We have always asked our children why they did certain things, or what they were thinking and feeling. Often, the answers we received were vague, non answers that still left us with questions it seemed no one could answer. CPS outlines several likely struggles that may be the root of behaviors we see. CPS also describes a method by which to dig those root difficulties out of our children who might be reluctant to share, or who just don't know what is going on until someone guides them.
Lately, Will has been struggling with skipping over the talk about it part of frustration and going straight to the fists and screaming part. He did this often (multiple times hourly) as a toddler. As he got older the frequency seemed to drop off, but the length of the meltdowns increased. So, we got several many hours long meltdowns each day. Those gradually decreased as he learned more coping skills, and we learned better how to help him navigate the ever changing landscape of his life.
Apparently, life is returning us to the days of us having no idea what happened to precipitate a meltdown. Will, has in the last two days, had four occasions during which meltdown happened without even a breath after frustration set in. Because he is unreachable logically during meltdowns, we endure the screaming or silence (or both) until he is ready to talk. Then, he is able to explain.
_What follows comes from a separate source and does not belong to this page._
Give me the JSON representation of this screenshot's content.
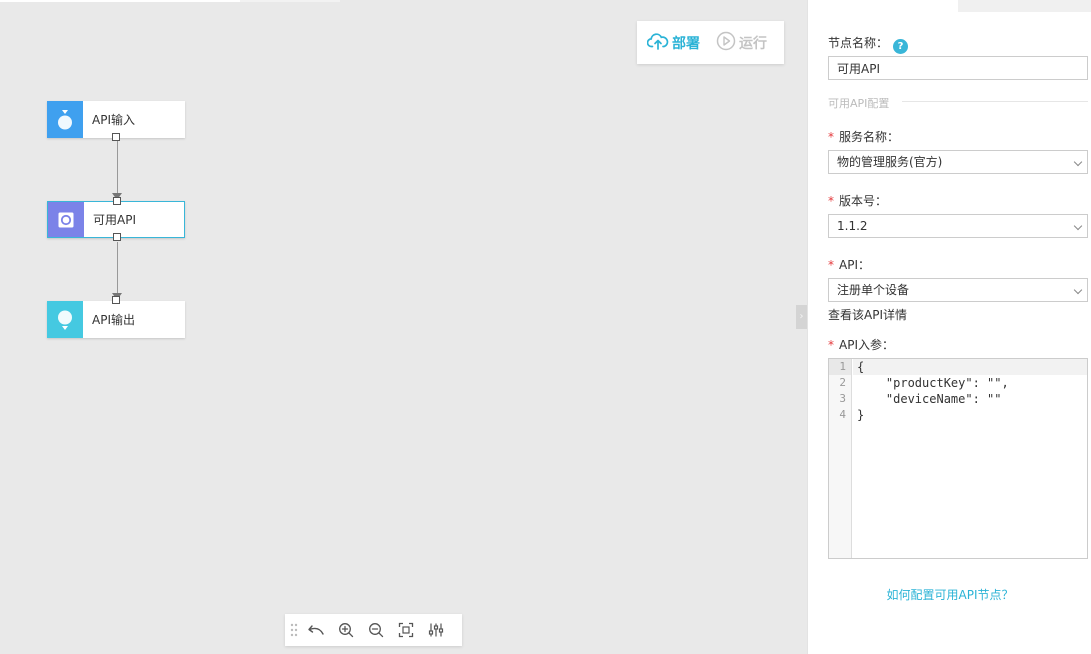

I asked him briefly this evening why he was skipping the talk phase, and he didn't know. This is a common answer for many kids. But we must ask the question anyway. We assure ours that "I don't know" is an acceptable feeling, but we will revisit. They should introspect, and work toward more of an answer. When we can talk about this struggle again, I will employ the CPS model with him. "I've noticed you are struggling with talking before you meltdown, what's up?" I will follow this with additional questions based on his answers, and other observations I make throughout the days or weeks. Those might include the situation or environment if I notice a correlation. Maybe the time of day, or amount of activity is troublesome. Perhaps he is nearing 11, and hormones are beginning to set in.
Whatever answer we get to, we will then work out a plan that both of us can agree on, and that works for the whole house. After we implement the plan, we will check in with each other every few days to see how it is working. Will is experiencing a time of struggle. Rather than belittle him, or punish him, our job is to find the source and address it so we achieve growth and understanding.